I already use Hadoop to process my web server logs. What is the benefit of using SnowPlow for me?
A lot of interesting insight can often be mined from web server (Apache, Nginx, IIS et al) logs. However, there is a lot of important data that web analytics systems capture (via JavaScript tags) that is simply not available in web logs. By using JavaScript tagging to generate the raw data, SnowPlow gets access to data that is absent from most web logs including:
- Accurately identifying individual users (via cookies)
- Enabling users to configure custom events and variables to specific user journeys e.g. adding / removing items from a shopping basket
In a world were consumers are getting increasingly nervous about data collection, should you be distributing tools to enable more granular data collection?
Many consumers are rightly concerned about their online data.

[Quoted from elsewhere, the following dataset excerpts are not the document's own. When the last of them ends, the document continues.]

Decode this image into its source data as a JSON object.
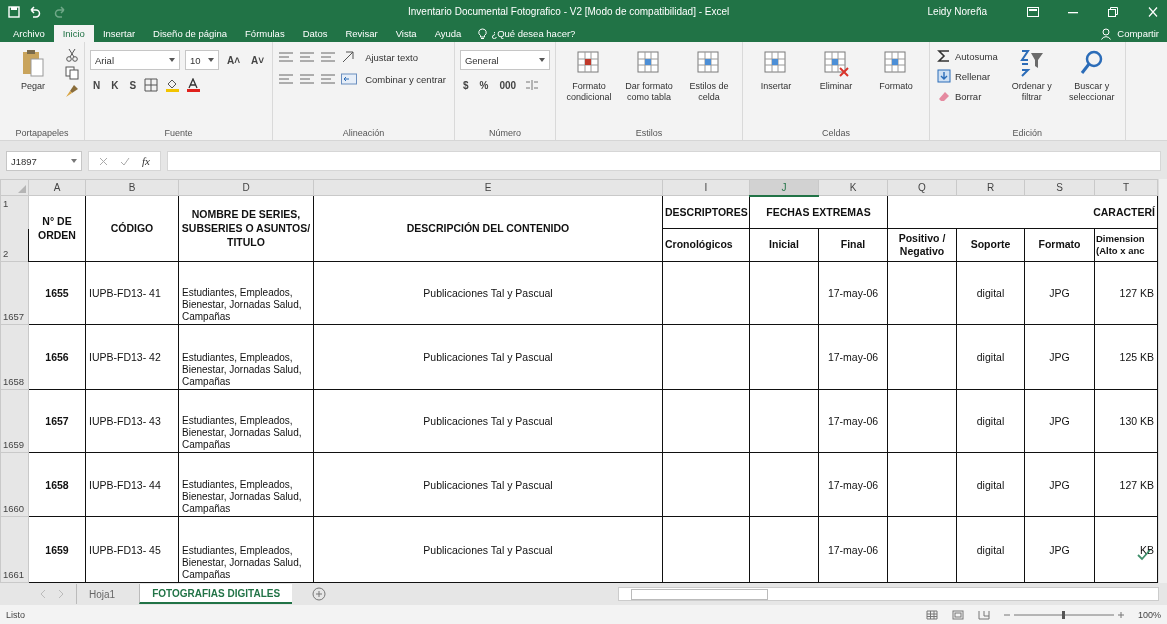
{
  "window": {
    "title": "Inventario Documental Fotografico - V2  [Modo de compatibilidad]  -  Excel",
    "user": "Leidy Noreña"
  },
  "menu_tabs": [
    {
      "label": "Archivo",
      "selected": false
    },
    {
      "label": "Inicio",
      "selected": true
    },
    {
      "label": "Insertar",
      "selected": false
    },
    {
      "label": "Diseño de página",
      "selected": false
    },
    {
      "label": "Fórmulas",
      "selected": false
    },
    {
      "label": "Datos",
      "selected": false
    },
    {
      "label": "Revisar",
      "selected": false
    },
    {
      "label": "Vista",
      "selected": false
    },
    {
      "label": "Ayuda",
      "selected": false
    }
  ],
  "tell_me": "¿Qué desea hacer?",
  "share": "Compartir",
  "ribbon": [
    {
      "label": "Portapapeles",
      "items": [
        {
          "kind": "large",
          "label": "Pegar"
        },
        {
          "kind": "tools"
        }
      ]
    },
    {
      "label": "Fuente",
      "items": [
        {
          "kind": "rows",
          "rows": [
            [
              {
                "kind": "field",
                "value": "Arial"
              },
              {
                "kind": "field",
                "value": "10"
              },
              {
                "kind": "glyph",
                "label": "A˄"
              },
              {
                "kind": "glyph",
                "label": "A˅"
              }
            ],
            [
              {
                "kind": "glyph",
                "label": "N"
              },
              {
                "kind": "glyph",
                "label": "K"
              },
              {
                "kind": "glyph",
                "label": "S"
              },
              {
                "kind": "icon"
              },
              {
                "kind": "icon"
              },
              {
                "kind": "icon"
              }
            ]
          ]
        }
      ]
    },
    {
      "label": "Alineación",
      "items": [
        {
          "kind": "rows",
          "rows": [
            [
              {
                "kind": "icon"
              },
              {
                "kind": "icon"
              },
              {
                "kind": "icon"
              },
              {
                "kind": "icon"
              },
              {
                "kind": "text",
                "label": "Ajustar texto"
              }
            ],
            [
              {
                "kind": "icon"
              },
              {
                "kind": "icon"
              },
              {
                "kind": "icon"
              },
              {
                "kind": "icon"
              },
              {
                "kind": "text",
                "label": "Combinar y centrar"
              }
            ]
          ]
        }
      ]
    },
    {
      "label": "Número",
      "items": [
        {
          "kind": "rows",
          "rows": [
            [
              {
                "kind": "field",
                "value": "General"
              }
            ],
            [
              {
                "kind": "glyph",
                "label": "$"
              },
              {
                "kind": "glyph",
                "label": "%"
              },
              {
                "kind": "glyph",
                "label": "000"
              },
              {
                "kind": "icon"
              }
            ]
          ]
        }
      ]
    },
    {
      "label": "Estilos",
      "items": [
        {
          "kind": "large",
          "label": "Formato condicional"
        },
        {
          "kind": "large",
          "label": "Dar formato como tabla"
        },
        {
          "kind": "large",
          "label": "Estilos de celda"
        }
      ]
    },
    {
      "label": "Celdas",
      "items": [
        {
          "kind": "large",
          "label": "Insertar"
        },
        {
          "kind": "large",
          "label": "Eliminar"
        },
        {
          "kind": "large",
          "label": "Formato"
        }
      ]
    },
    {
      "label": "Edición",
      "items": [
        {
          "kind": "stack",
          "items": [
            {
              "label": "Autosuma"
            },
            {
              "label": "Rellenar"
            },
            {
              "label": "Borrar"
            }
          ]
        },
        {
          "kind": "large",
          "label": "Ordenar y filtrar"
        },
        {
          "kind": "large",
          "label": "Buscar y seleccionar"
        }
      ]
    }
  ],
  "name_box": "J1897",
  "formula_label": "fx",
  "columns": [
    {
      "label": "A",
      "selected": false
    },
    {
      "label": "B",
      "selected": false
    },
    {
      "label": "D",
      "selected": false
    },
    {
      "label": "E",
      "selected": false
    },
    {
      "label": "I",
      "selected": false
    },
    {
      "label": "J",
      "selected": true
    },
    {
      "label": "K",
      "selected": false
    },
    {
      "label": "Q",
      "selected": false
    },
    {
      "label": "R",
      "selected": false
    },
    {
      "label": "S",
      "selected": false
    },
    {
      "label": "T",
      "selected": false
    }
  ],
  "header": {
    "row_numbers": [
      "1",
      "2"
    ],
    "orden": "N° DE ORDEN",
    "codigo": "CÓDIGO",
    "nombre": "NOMBRE DE SERIES, SUBSERIES O ASUNTOS/ TITULO",
    "descripcion": "DESCRIPCIÓN DEL CONTENIDO",
    "descriptores": "DESCRIPTORES",
    "fechas": "FECHAS EXTREMAS",
    "caracteristicas": "CARACTERÍ",
    "cronologicos": "Cronológicos",
    "inicial": "Inicial",
    "final": "Final",
    "positivo": "Positivo / Negativo",
    "soporte": "Soporte",
    "formato": "Formato",
    "dimension": "Dimension (Alto x anc"
  },
  "rows": [
    {
      "row_number": "1657",
      "orden": "1655",
      "codigo": "IUPB-FD13- 41",
      "nombre": "Estudiantes, Empleados, Bienestar, Jornadas Salud, Campañas",
      "descripcion": "Publicaciones Tal y Pascual",
      "final": "17-may-06",
      "soporte": "digital",
      "formato": "JPG",
      "dimension": "127 KB"
    },
    {
      "row_number": "1658",
      "orden": "1656",
      "codigo": "IUPB-FD13- 42",
      "nombre": "Estudiantes, Empleados, Bienestar, Jornadas Salud, Campañas",
      "descripcion": "Publicaciones Tal y Pascual",
      "final": "17-may-06",
      "soporte": "digital",
      "formato": "JPG",
      "dimension": "125 KB"
    },
    {
      "row_number": "1659",
      "orden": "1657",
      "codigo": "IUPB-FD13- 43",
      "nombre": "Estudiantes, Empleados, Bienestar, Jornadas Salud, Campañas",
      "descripcion": "Publicaciones Tal y Pascual",
      "final": "17-may-06",
      "soporte": "digital",
      "formato": "JPG",
      "dimension": "130 KB"
    },
    {
      "row_number": "1660",
      "orden": "1658",
      "codigo": "IUPB-FD13- 44",
      "nombre": "Estudiantes, Empleados, Bienestar, Jornadas Salud, Campañas",
      "descripcion": "Publicaciones Tal y Pascual",
      "final": "17-may-06",
      "soporte": "digital",
      "formato": "JPG",
      "dimension": "127 KB"
    },
    {
      "row_number": "1661",
      "orden": "1659",
      "codigo": "IUPB-FD13- 45",
      "nombre": "Estudiantes, Empleados, Bienestar, Jornadas Salud, Campañas",
      "descripcion": "Publicaciones Tal y Pascual",
      "final": "17-may-06",
      "soporte": "digital",
      "formato": "JPG",
      "dimension": "KB"
    }
  ],
  "sheet_tabs": [
    {
      "label": "Hoja1",
      "selected": false
    },
    {
      "label": "FOTOGRAFIAS DIGITALES",
      "selected": true
    }
  ],
  "status": "Listo",
  "zoom": "100%"
}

By its very architecture, SnowPlow gives the companies that use it complete control of all of the data collected in their own clickstream datawarehouse. We always recommend that companies exercise that control to protect their user’s data: we recommend not to share that data with third parties without permission, and to delete that user data from their systems when requested. Because companies that employ SnowPlow have complete control over their own data, and complete flexibility to do with it what they want, they are much better placed from a consumer privacy perspective than, for example, companies that depend on Google Analytics, who have limited control over what Google does and does not do with their data.
Will SnowPlow be open sourced? How will your charge for it?
It has only been possible for us to build SnowPlow thanks to the hard work of the open source community in developing great tools including Piwik, Hadoop and Hive. It only seems right, therefore, that we contribute SnowPlow back to the open source community. We intend to make it available, freely, from our GitHub SnowPlow page, in due course (May update: we have started uploading code) – but necessarily there is a lot of packaging, documentation and test suite work to be done prior to this.
Our intention is not to charge for the SnowPlow software, but rather for Keplar to offer consultancy and services around helping companies to setup SnowPlow and using SnowPlow to drive business value.
What does SnowPlow look like? Technically?
Where can I get SnowPlow?
Until we put SnowPlow on GitHub, you’ll need to contact us to get hold of SnowPlow.
Where can I learn more?
Please download the SnowPlow brochure, and get in touch with Keplar if you want more details.
————————————————–
Update!
Since publishing this post we have made SnowPlow available on Github, including technical documentation, and have started to document and explain SnowPlow on the Keplar website.